With these intentions a Symmetries Architecture Summer Workshop was held in July 2011 at the Faculty of Architecture in Split, Croatia. The Workshop developed the idea of symmetry between the Roman trace and the current use of Split’s old centre, mainly touristic nowadays, organizing work teams from a total of 30 Spanish and Croats architecture students, in a game of symmetries which extended the dialogue between the two organizing universities (ETSAM School of Architecture of Madrid and GAF-Split Faculty of Architecture). This game incorporated two equivalent sets of prestigious guests belonging to each of the two faculties as either teaches, speakers or both.
If the first workshop was conducted in Croatia, we are now in contact with cities in Portugal, Italy and Spain as next targets, with Rome being the next stop for a Symmetries Architecture Winter Workshop in 2012. Inherent to this approach lays a certain pan-European and Mediterranean vision, integrating and sharing origins and common memories. The enrichment of relationship amid university communities with whom to share these periods of work is essential, and will produce a benefit beyond the specific limits of this initiative.
SCHEDULE
January 2012: Symmetries Architecture Workshop Winter 2012 Rome launch & candidate selection
February 2012: Symmetries Architecture Workshop Winter 2012 Rome
STUDENTS
A maximum of 60 students will attend Symmetries Architecture Workshop Winter 2012 Rome.
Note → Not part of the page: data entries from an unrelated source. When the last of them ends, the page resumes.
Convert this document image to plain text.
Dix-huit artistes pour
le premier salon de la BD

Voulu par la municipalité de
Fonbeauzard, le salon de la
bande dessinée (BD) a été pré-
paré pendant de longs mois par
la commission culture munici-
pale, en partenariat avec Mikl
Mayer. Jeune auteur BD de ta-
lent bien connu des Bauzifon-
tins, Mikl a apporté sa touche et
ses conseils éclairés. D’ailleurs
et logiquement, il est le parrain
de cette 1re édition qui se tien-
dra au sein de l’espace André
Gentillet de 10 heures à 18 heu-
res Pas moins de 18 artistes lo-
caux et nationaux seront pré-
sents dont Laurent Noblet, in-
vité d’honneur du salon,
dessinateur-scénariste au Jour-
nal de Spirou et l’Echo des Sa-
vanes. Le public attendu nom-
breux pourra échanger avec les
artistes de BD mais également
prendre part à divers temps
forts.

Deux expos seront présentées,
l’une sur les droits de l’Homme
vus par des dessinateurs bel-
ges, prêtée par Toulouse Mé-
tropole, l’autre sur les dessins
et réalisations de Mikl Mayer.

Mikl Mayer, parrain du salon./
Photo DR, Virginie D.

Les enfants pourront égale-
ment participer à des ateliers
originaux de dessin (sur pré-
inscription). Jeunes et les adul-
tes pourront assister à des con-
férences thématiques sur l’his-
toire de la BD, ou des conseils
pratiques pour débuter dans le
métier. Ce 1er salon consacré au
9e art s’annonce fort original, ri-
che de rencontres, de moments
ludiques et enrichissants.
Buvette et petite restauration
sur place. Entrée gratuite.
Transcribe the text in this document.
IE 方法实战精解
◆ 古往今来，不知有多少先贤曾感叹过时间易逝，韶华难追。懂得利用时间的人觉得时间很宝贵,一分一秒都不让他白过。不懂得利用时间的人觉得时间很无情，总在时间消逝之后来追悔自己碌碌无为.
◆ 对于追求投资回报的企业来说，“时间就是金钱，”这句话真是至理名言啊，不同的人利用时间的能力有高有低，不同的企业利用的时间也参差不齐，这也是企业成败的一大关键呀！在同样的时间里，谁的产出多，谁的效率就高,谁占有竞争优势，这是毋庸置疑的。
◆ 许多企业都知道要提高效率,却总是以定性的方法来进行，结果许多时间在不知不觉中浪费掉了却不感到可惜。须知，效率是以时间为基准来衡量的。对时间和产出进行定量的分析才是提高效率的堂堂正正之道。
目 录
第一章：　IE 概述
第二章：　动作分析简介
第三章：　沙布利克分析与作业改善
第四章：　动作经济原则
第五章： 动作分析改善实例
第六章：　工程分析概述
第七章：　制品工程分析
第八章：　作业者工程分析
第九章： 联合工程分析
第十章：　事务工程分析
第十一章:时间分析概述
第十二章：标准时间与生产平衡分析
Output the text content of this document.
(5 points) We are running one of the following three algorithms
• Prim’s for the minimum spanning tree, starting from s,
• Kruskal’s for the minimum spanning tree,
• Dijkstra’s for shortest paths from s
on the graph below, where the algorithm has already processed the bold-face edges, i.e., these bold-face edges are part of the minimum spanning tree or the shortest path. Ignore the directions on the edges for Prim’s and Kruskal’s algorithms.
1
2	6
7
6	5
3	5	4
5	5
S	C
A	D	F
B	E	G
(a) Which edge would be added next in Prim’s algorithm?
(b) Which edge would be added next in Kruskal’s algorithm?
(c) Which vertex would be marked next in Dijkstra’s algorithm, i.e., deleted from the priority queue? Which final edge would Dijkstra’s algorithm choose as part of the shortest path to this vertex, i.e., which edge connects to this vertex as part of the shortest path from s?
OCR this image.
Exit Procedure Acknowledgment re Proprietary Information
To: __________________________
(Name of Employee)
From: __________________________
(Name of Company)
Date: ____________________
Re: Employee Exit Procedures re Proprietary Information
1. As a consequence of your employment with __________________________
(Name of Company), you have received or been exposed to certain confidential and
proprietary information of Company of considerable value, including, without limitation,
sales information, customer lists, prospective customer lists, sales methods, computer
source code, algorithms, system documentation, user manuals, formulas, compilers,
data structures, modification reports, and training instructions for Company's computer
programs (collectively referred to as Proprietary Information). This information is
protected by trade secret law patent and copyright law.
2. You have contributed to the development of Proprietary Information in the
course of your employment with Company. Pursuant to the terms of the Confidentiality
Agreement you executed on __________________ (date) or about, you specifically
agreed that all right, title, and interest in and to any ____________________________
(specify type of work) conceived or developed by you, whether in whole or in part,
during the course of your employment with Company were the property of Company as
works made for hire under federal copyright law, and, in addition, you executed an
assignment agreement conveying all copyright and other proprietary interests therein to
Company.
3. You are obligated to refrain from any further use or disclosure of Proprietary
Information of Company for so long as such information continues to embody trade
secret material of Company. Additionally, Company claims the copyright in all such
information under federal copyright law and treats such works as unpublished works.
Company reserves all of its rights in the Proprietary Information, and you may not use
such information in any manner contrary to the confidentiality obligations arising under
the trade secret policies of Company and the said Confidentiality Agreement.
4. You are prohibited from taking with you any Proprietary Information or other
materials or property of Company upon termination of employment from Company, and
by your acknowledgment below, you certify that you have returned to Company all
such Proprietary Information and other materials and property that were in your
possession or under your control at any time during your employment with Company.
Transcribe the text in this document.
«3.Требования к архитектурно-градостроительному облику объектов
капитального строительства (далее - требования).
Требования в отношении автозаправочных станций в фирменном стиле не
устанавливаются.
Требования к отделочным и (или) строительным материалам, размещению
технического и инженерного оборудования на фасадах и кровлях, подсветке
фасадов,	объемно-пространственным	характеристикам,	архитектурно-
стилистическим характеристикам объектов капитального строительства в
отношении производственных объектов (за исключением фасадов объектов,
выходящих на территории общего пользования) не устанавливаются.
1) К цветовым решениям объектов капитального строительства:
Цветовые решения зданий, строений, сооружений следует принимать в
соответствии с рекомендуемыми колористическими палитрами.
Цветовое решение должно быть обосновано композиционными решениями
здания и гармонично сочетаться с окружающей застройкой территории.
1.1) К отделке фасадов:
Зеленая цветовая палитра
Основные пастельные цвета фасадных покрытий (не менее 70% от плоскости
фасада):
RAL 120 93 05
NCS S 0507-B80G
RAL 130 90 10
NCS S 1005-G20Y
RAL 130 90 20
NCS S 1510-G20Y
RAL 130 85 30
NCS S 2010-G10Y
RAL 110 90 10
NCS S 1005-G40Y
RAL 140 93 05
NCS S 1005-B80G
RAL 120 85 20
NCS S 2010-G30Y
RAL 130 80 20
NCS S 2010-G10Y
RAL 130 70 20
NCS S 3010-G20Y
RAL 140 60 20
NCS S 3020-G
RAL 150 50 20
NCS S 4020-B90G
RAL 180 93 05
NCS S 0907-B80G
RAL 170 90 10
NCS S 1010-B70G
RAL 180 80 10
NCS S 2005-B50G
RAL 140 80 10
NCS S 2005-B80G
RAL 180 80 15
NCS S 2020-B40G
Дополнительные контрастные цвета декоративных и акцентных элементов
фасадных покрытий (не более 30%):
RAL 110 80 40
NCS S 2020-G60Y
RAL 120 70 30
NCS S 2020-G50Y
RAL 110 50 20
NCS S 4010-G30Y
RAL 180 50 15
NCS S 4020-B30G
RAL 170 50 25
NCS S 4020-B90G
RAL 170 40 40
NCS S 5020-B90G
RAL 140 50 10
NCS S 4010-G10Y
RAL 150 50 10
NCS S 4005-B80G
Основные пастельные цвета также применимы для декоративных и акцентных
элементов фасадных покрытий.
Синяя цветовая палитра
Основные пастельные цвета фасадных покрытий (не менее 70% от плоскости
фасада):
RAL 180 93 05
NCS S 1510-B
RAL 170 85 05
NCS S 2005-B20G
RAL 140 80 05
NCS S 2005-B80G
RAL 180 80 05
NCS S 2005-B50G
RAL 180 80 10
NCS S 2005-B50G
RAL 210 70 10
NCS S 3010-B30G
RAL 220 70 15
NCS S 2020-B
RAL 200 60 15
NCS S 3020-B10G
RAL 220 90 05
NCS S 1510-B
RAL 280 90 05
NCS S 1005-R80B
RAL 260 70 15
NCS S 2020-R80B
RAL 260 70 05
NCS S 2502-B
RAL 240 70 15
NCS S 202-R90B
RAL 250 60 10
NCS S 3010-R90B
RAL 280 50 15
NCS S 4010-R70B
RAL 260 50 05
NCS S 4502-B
The division is intended to make 50/50 students from Spain and Italy, with an approximate number of 30 students per country. Students from ETSAM will be awarded 3 official academic credits for their participation in the workshop. Every student will be given an official certificate of attendance with ETSAM, Roma Tre and UEM stamps signed by school and workshop directors. Students are eligible from ANY EUROPEAN ARCHITECTURE SCHOOL.